Tom Cavanagh, whom we last saw on "Providence," is Ed, and Julie Bowen, who last caught our eye on "ER," is Carol. They're two of the best things about "Ed."
If you're a "Providence" fan, you'll remember Cavanagh for his recurring role as "dog boy," Doug Boyce. The dog boy was a vulnerable young man from Newfoundland who thought he was a dog until he discovered his inner man.
Cavanagh has had some kind of life. He was born in Ottawa, but when he was 6 his parents moved the family to Ghana, where his father got a job training teachers and his mother taught in the local village. At Queens University in Ontario, Cavanagh played varsity basketball and graduated with three degrees in English, biology and education. So he turned to acting. His first big break was starring with John Cullum in the Broadway revival of "Shenandoah."
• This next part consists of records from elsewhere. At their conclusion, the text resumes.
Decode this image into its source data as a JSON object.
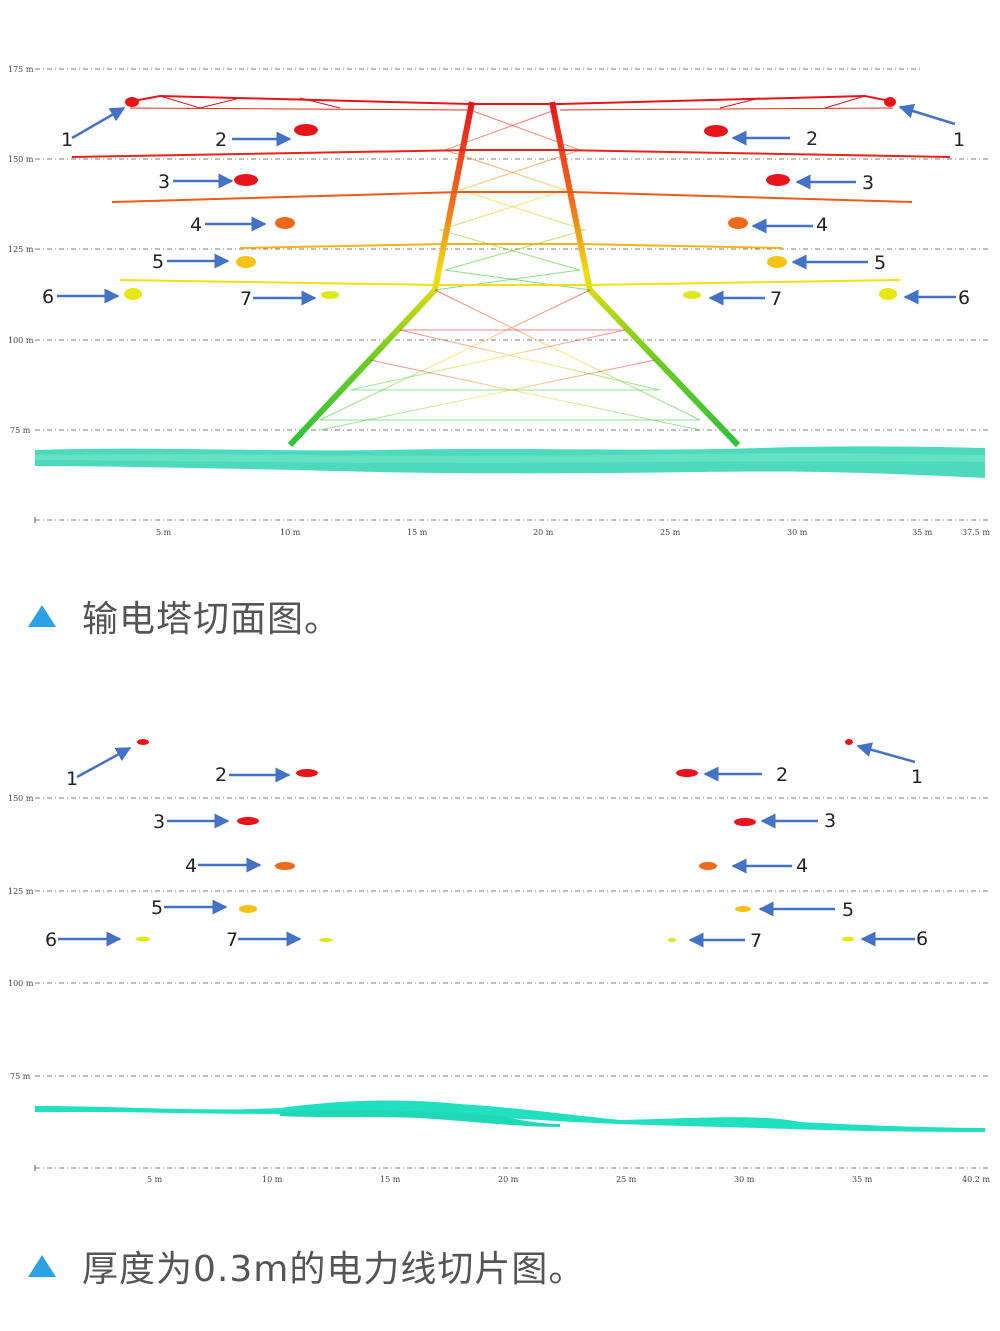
{
  "colors": {
    "arrow": "#4472c4",
    "caption_triangle": "#2aa3e6",
    "caption_text": "#555555"
  },
  "panel1": {
    "y_ticks": [
      "175 m",
      "150 m",
      "125 m",
      "100 m",
      "75 m"
    ],
    "x_ticks": [
      "5 m",
      "10 m",
      "15 m",
      "20 m",
      "25 m",
      "30 m",
      "35 m",
      "37.5 m"
    ],
    "labels": [
      "1",
      "2",
      "3",
      "4",
      "5",
      "6",
      "7",
      "7",
      "6",
      "5",
      "4",
      "3",
      "2",
      "1"
    ]
  },
  "caption1": "输电塔切面图。",
  "panel2": {
    "y_ticks": [
      "150 m",
      "125 m",
      "100 m",
      "75 m"
    ],
    "x_ticks": [
      "5 m",
      "10 m",
      "15 m",
      "20 m",
      "25 m",
      "30 m",
      "35 m",
      "40.2 m"
    ],
    "labels": [
      "1",
      "2",
      "3",
      "4",
      "5",
      "6",
      "7",
      "7",
      "6",
      "5",
      "4",
      "3",
      "2",
      "1"
    ]
  },
  "caption2": "厚度为0.3m的电力线切片图。"
}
Bowen is a Baltimore girl who got bit by the acting bug as a kid. At Brown University, she starred in "Guys and Dolls" and "Stage Door" and then got a degree in Italian Renaissance studies. While she was still in school, she did some independent film work, did some commercials and then got a recurring role on a daytime drama. Later she moved to Hollywood, and we saw her as Noah Wyle's girlfriend for nine episodes of "ER."
"Ed" also has a strong supporting cast, with Josh Randall as Ed's best friend and Jana Marie Hupp as the best friend's wife.
"Ed" is offbeat and original with just enough "Northern Exposure" quirkiness to spice the broth. Eight o'clock on Sunday nights is a tough neighborhood. But if "Ed" will resolve to stay away from treacle, NBC may have something here with legs.